The results from the VELOUR trial were first presented at the 2011 World Gastrointestinal Cancers Congress, which was organized by the European Society of Medical Oncology (ESMO) and held in Barcelona, Spain. After that meeting, in his Kerr on Oncology videoblog, David Kerr, MD, professor of cancer medicine at Oxford University in the United Kingdom and ESMO president, described the efficacy results as "fascinating."

The addition of aflibercept doubled the response rate, from 10% to 20%, he noted. Progression-free survival was improved by about 2 to 3 months, but most important, overall survival (which was the primary end point of the study) was increased from about 12.0 months to 13.5 months. "I think this is an interesting step forward" in the management of colorectal cancer," Dr. Kerr noted.
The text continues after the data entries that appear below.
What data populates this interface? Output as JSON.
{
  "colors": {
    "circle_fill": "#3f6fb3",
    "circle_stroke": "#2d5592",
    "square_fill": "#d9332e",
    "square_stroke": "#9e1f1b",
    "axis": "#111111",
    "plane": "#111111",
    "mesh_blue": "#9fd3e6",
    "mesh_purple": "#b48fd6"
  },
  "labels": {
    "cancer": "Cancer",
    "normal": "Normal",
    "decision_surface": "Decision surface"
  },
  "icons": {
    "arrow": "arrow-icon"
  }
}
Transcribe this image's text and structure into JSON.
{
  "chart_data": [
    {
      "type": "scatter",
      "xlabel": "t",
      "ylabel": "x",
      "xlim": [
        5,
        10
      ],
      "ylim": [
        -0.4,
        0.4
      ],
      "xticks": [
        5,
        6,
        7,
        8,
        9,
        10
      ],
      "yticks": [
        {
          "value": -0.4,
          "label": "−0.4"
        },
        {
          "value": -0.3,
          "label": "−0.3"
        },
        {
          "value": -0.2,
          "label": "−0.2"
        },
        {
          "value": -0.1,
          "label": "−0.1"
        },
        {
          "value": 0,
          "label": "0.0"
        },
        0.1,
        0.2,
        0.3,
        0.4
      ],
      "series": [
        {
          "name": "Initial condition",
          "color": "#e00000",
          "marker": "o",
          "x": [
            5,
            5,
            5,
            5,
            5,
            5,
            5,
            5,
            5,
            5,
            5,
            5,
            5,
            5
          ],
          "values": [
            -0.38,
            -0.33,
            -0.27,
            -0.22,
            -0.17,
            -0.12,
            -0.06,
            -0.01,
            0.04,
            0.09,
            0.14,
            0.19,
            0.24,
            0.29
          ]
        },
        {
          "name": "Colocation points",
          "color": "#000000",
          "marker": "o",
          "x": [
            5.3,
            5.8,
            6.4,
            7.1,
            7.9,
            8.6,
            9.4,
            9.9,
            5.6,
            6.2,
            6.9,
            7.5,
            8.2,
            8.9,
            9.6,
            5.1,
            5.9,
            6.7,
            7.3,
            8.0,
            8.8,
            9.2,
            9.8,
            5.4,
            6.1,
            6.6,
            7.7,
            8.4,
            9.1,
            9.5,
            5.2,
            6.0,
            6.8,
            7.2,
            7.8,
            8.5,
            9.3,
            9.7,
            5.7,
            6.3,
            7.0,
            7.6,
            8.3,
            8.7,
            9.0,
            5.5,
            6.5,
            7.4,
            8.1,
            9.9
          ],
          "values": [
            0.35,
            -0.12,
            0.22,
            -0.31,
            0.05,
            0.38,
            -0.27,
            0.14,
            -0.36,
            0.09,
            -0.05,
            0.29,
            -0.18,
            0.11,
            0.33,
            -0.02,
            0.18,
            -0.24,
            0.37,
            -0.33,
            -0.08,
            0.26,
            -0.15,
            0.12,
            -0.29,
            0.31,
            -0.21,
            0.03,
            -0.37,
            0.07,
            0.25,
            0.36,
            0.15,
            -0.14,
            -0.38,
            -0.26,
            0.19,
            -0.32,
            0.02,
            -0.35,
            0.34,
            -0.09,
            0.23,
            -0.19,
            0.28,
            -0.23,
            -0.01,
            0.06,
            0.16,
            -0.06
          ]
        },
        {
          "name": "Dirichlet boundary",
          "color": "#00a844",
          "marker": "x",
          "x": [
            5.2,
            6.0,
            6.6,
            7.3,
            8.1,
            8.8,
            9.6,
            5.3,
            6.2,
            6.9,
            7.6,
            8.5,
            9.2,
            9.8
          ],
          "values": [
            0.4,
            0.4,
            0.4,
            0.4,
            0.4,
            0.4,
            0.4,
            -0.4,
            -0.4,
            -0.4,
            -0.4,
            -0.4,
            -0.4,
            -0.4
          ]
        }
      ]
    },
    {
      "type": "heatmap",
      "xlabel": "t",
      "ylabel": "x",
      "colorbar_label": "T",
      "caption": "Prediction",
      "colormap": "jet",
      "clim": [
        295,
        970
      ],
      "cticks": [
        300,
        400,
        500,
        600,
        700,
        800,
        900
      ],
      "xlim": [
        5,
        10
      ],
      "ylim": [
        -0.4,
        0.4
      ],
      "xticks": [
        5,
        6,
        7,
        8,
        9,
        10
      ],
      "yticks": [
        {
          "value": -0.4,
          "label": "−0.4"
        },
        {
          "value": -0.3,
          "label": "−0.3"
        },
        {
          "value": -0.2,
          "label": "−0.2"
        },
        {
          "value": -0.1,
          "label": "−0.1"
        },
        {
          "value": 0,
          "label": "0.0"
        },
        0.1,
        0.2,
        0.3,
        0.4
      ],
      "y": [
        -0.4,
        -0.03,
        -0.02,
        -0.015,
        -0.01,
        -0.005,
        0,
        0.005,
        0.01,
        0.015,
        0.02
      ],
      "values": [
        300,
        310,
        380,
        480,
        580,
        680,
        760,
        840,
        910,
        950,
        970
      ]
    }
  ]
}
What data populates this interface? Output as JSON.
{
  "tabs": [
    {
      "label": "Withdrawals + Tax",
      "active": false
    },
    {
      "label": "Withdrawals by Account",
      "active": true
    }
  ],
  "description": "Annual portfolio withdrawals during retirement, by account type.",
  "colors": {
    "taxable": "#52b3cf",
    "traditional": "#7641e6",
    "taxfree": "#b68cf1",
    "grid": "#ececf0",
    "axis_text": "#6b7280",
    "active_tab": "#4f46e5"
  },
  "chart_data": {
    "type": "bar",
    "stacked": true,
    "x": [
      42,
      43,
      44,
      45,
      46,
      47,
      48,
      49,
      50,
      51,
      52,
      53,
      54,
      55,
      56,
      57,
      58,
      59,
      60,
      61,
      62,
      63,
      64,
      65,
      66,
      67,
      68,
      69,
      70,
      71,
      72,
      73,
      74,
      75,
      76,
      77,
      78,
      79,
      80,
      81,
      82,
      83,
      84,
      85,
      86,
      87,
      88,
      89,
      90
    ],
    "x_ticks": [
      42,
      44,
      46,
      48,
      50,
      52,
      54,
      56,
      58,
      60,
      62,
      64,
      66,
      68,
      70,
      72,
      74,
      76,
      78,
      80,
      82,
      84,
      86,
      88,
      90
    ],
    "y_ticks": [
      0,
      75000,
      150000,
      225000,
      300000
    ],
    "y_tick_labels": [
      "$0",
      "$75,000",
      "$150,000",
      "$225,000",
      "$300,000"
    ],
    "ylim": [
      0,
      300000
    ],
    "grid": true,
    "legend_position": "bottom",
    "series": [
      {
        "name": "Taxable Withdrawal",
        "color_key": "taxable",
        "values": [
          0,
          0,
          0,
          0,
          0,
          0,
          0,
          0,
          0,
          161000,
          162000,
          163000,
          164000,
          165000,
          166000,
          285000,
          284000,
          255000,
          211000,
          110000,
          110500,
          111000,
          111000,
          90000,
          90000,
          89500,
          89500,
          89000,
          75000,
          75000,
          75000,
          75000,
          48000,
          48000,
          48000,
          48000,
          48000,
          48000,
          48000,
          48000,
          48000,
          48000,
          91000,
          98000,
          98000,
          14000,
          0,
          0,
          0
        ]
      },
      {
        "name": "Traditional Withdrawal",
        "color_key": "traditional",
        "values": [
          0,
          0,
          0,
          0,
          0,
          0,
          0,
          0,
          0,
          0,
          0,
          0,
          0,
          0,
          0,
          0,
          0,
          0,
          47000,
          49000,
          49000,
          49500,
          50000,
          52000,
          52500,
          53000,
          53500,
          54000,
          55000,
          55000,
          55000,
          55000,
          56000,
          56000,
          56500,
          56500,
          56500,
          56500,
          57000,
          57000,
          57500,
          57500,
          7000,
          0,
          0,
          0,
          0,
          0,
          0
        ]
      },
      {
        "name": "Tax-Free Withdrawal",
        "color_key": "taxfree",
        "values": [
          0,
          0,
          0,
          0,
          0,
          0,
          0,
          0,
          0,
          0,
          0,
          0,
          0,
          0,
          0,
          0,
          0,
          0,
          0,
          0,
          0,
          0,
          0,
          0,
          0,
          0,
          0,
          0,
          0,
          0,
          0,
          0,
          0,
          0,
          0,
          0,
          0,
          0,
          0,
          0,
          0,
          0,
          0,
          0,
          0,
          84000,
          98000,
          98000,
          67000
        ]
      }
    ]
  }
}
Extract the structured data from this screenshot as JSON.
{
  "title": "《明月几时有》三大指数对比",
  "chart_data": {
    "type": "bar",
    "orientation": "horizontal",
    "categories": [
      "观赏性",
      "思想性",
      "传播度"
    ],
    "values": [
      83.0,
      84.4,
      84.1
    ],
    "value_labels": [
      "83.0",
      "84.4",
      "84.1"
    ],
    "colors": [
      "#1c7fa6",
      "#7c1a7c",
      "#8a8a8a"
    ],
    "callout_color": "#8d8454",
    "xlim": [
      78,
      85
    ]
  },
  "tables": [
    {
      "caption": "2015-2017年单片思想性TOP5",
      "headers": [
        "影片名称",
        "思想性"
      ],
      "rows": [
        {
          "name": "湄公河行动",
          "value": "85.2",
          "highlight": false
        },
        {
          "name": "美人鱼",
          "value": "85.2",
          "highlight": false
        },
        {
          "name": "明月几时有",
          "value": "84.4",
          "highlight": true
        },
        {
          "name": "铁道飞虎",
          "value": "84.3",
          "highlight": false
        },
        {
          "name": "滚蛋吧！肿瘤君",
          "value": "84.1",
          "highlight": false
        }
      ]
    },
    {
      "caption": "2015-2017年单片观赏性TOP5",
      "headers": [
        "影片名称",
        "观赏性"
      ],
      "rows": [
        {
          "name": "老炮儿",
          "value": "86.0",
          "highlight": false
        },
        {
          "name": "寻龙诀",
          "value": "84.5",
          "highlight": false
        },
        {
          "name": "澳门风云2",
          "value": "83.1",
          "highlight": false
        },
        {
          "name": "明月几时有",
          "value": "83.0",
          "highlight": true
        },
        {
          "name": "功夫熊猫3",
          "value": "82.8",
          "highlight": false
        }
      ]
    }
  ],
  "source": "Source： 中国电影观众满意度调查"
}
Aflibercept is "a new tool that we have in second-line [therapy]," he added.

A press release issued by the FDA adds another detail from the clinical trial: median progression-free survival improved from 4.7 months with FOLFIRI alone to 6.9 months with aflibercept plus FOLFIRI.

The FDA notes that the product carries a boxed warning about the risk for severe and sometimes fatal bleeding, including gastrointestinal bleeding, and the risk for "the development of holes in the gastrointestinal tract." In addition, the drug can impair wound healing.

The most common adverse effects observed in patients receiving aflibercept plus FOLFIRI were neutropenia, diarrhea, mouth ulcers, fatigue, hypertension, proteinuria, weight loss, decreased appetite, abdominal pain, and headache.

Where Will it Fit?

Another angiogenesis inhibitor, bevacizumab, is already approved as first-line therapy, and recent clinical trial data suggest that patients might benefit from continuing bevacizumab therapy even after disease progression. Dr. Kerr explained that a big clinical question will be whether to continue with bevacizumab in such patients, or whether switch to aflibercept, which has a slightly different approach to angiogenesis inhibition.

"At some stage, we will need head-to-head trials to sort out this dilemma," he noted.

Clinicians are already forming opinions on the basis of the data that are out there, as seen in the discussion recorded by Medscape Medical News after the American Society of Clinical Oncology annual meeting held earlier this year. John Marshall, MD, professor of medicine at Georgetown University Hospital and director of clinical research at the Lombardi Comprehensive Cancer Center in Washington, DC, predicted that aflibercept will find its own niche, but noted that it has a reputation of having a slightly worse adverse-effect profile.

"If I had a very stable...metastatic colon [cancer] patient who has been 12 months on frontline therapy with subtle progression, I would probably keep that patient on bevacizumab," he said.

However, in a patient who is not having a good response and who has rapidly progressing cancer, "I might consider trying aflibercept as a different approach. Maybe I [could] get a...bit more mileage from that approach," he added.

He noted that there is a third biologic option for patients with colorectal KRAS wild-type tumors — epidermal growth factor receptor inhibitors such as cetuximab and panitumumab.